E fala-se do pensamento único. Que todos abominam mas que a maioria engole, porque pensar pela própria cabeça continua a ser uma afronta. Apoiam o desvio dos "cânones", quando muitos deles, gente com responsabilidade na formação de outros, não o fazem, demitindo-se da sua mais que obrigação de rejeitarem (ou pelo menos questionarem) todas as linhas que lhes impõem, quanto mais não seja por obrigação e dignidade intelectual. E refutá-las ao vivo, in loco, e não depois de umas cervejas inconsequentes.
Sinceramente, tamanha desresponsabilização deixa-me, mais que revoltado, triste. Porque o MEDO impera e alimenta uma ridícula auto-censura, porque o MEDO é assumido como a fórmula para se sobreviver, e porque, ao encararmos este MEDO como algo normal, arriscamo-nos a transformar-nos, de uma vez por todas, em autómatos do regime que parece que nos quer assim - bêbados, apáticos, fúteis e inúteis.

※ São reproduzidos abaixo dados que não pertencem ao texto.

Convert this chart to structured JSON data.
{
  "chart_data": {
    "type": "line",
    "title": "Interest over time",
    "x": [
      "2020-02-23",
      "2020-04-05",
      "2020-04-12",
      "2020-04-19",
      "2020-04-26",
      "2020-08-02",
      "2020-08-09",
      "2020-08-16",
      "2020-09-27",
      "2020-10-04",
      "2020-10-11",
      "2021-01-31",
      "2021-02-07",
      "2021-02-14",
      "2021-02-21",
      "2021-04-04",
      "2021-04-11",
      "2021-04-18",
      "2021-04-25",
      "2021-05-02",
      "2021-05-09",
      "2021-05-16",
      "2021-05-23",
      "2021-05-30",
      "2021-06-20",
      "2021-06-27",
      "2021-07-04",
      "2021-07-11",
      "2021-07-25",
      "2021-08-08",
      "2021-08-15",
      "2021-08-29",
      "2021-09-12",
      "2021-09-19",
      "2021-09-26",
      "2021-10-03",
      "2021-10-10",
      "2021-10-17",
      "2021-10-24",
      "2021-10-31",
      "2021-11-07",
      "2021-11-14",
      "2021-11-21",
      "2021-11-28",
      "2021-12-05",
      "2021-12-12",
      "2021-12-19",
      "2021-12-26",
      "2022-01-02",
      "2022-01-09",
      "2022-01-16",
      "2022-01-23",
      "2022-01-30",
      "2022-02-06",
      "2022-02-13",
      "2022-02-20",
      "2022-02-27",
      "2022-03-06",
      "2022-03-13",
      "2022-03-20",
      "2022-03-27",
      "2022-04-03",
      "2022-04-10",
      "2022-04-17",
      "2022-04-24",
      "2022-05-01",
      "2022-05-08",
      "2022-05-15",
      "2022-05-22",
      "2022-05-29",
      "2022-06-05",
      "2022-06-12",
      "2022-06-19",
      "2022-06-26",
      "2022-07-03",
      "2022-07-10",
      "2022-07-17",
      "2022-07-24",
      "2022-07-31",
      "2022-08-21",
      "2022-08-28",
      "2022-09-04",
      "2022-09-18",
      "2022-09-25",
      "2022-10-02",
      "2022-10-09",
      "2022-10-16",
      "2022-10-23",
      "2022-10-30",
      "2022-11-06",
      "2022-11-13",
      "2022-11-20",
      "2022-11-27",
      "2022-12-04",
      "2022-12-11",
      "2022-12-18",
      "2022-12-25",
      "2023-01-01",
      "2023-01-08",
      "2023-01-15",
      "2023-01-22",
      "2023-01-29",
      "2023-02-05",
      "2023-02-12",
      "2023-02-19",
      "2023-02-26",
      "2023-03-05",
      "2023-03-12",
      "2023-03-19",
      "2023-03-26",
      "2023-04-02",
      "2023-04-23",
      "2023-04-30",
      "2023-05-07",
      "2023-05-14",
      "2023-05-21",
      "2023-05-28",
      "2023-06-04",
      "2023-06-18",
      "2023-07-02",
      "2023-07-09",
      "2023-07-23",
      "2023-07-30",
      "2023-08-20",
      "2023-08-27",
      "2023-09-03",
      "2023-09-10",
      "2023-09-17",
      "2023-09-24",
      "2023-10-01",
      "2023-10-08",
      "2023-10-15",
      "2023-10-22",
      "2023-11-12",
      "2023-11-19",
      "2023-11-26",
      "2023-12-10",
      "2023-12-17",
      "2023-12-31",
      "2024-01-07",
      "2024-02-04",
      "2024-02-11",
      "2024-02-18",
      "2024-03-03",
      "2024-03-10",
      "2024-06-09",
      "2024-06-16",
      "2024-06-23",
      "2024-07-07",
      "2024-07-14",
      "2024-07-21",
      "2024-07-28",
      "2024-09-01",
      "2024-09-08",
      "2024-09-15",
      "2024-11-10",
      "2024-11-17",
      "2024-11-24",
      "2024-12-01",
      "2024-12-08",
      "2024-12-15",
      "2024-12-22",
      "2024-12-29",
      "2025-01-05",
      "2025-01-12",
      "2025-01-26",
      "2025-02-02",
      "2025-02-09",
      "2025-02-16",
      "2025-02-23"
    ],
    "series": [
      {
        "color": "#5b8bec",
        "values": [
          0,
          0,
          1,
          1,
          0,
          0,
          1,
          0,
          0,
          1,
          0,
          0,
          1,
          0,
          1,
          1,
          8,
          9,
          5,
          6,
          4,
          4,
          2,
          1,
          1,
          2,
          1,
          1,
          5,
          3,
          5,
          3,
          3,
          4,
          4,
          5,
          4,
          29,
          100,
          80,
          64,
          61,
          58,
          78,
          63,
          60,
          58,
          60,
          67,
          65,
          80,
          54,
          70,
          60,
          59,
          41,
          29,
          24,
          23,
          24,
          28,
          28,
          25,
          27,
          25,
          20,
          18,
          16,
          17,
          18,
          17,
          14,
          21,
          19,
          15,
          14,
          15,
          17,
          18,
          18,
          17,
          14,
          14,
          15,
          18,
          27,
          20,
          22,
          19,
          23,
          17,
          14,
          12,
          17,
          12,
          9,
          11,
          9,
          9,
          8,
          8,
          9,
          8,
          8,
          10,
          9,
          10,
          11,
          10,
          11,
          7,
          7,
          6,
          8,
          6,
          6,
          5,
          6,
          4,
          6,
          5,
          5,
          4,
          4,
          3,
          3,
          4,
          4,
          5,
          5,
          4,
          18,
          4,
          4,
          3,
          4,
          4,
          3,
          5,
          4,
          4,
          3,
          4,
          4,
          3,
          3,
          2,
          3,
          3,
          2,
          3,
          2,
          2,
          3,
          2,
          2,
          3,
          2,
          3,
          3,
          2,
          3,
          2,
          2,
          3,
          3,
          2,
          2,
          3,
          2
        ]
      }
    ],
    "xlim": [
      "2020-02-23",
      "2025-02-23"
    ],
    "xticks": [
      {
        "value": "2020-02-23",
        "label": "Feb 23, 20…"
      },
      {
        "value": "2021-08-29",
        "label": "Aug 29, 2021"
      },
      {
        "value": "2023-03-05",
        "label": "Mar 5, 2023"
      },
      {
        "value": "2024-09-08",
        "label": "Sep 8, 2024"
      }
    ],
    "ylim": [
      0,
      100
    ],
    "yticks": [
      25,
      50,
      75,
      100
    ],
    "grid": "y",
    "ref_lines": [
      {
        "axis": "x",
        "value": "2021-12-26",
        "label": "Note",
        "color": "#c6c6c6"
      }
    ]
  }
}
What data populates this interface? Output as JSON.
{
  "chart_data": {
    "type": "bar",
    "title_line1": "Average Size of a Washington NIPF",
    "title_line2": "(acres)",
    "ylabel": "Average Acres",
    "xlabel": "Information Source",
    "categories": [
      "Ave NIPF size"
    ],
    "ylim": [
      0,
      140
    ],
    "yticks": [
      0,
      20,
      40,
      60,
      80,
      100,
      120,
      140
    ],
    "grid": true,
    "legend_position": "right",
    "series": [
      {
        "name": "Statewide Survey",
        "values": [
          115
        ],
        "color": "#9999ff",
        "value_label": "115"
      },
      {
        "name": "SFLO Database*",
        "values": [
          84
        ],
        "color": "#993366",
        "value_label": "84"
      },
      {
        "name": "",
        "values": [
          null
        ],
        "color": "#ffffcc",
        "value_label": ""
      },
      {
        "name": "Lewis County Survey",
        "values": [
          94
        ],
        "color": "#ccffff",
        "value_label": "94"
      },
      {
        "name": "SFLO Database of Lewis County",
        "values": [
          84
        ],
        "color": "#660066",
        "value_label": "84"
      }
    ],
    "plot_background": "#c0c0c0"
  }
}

Pois bem, camaradas, sou uma migalha insignificante e a minha opinião não conta para nada. E escrevo isto mais para mim do que com esperança que alguém leia esta treta. Ninguém aqui tem jeito para ser herói ou mártir. Mas tenho o meu lugar como cidadão deste país do qual não abdico nem desisto, embora nem sempre saiba como o fazer e tornar força efectiva. Interessa-vos isto para alguma coisa? Talvez não. Mas por mais doses gigantes de frustração que nos tentem fazer engolir para nos quebrar, eu recuso, com toda a força que às vezes não tenho, deixar-me dominar por esse medo, coisa abstracta e se calhar injustificável que, no fundo, é o vosso próprio pavor - rio que corre solto debaixo dessa camada dourada a que chamam poder, mas que não é mais que verniz tosco com cor de ilusão. Percebo, por isso, o VOSSO medo.
Comentários
Mantenhas a tud'nhos.
Esse MEDO conhecido de todos nós e aceite pela maioria como capa do socialmente correcto é que nos deixa apáticos como povo, a reclamar em mesas de bar e a suspirar quando se diz "ahhh já sabes como aqui é..." como se nada pudesse se mudar.
Que pelo menos um ou dois que sejam leiam este texto e ousem como poucos não destruir a machadadas o medo de imediato mas enfrentá-lo e ultrapassá-lo.
Bjs
Queria muito saber escrever tão bem assim como tu escreves. queria saber escrever para dizer que concordo contigo e outras coisas mais. Mas tenho medo de fazer feio (lá está o medo).
Estamos tão acostumados ao medo (mesmo que na mairia das vezes não o saibamos descrever, para dizer o que de facto nos dá medo) que deixamos de fazer o que achamos certo, ou pelo menos dizer o que pensamos.
Me parece que falta o sentido do colectivismo. Não percebemos que é no bem do colectivo que os problemas do individuo se resolverão. Que precisamos de instituições fortes e não de individuos fortes, para sermos de facto cidadãos. Por outro lado, parece ser mais fácil ter medo, do que desafia -lo (o medo) e ^fazer alguma coisa, mesmo que seja, escrever como tu fazes.
Sei lá, no final das contas do que é que devemos ter? De pensar e falar ou de nos transformarmos em ratos nesse esgoto a céu aberto (e isto não é metáfora)
Bjs
P.S: Continue a escrever, alguns de nós lê e se importa!